Las garrapatas son unos parásitos externos que se alimentan de sangre. Se fijan a la piel del gato, generalmente detrás de las orejas, en el cuello o entre los dedos, y se van alimentando de sangre y aumentando de tamaño.

No es frecuente que un gato tenga garrapatas, aunque si que es posible, sobre todo en las épocas en las que el clima es cálido y húmedo si nuestro gato tiene acceso a una zona con hierba o arbustos.

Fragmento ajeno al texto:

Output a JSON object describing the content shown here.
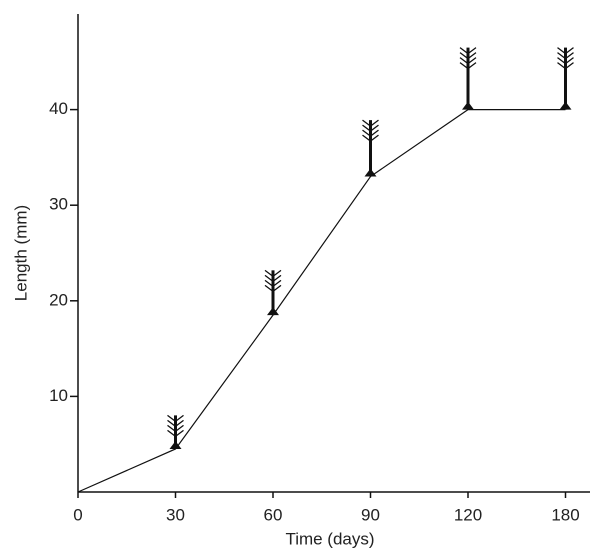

Las garrapatas generalmente producen una lesión local en la zona en la que se enganchan, similar a la picadura de un insecto, pero lo malo es que pueden transmitir enfermedades a nuestro gato, por lo que hay que estar atento para que no las coja, y si encontramos alguna, debemos quitársela lo antes posible. Pueden extraerse cuidadosamente con la ayuda de una pinza, cogiendo a la garrapata lo más cerca posible de la piel del gato y retirándola ejerciendo una presión firme y regular (es importante que no se quede el aparato chupador de la garrapata dentro de la piel del gato, por eso hay que retirarlas con cuidado).

Si nuestro gato tiene acceso al exterior es recomendable aplicarle un producto antiparasitario externo, para evitar que se infecte. En las clínicas veterinarias disponen de diversos productos con formas de aplicación diferentes que le tendrán protegido de las garrapatas y de otros parásitos.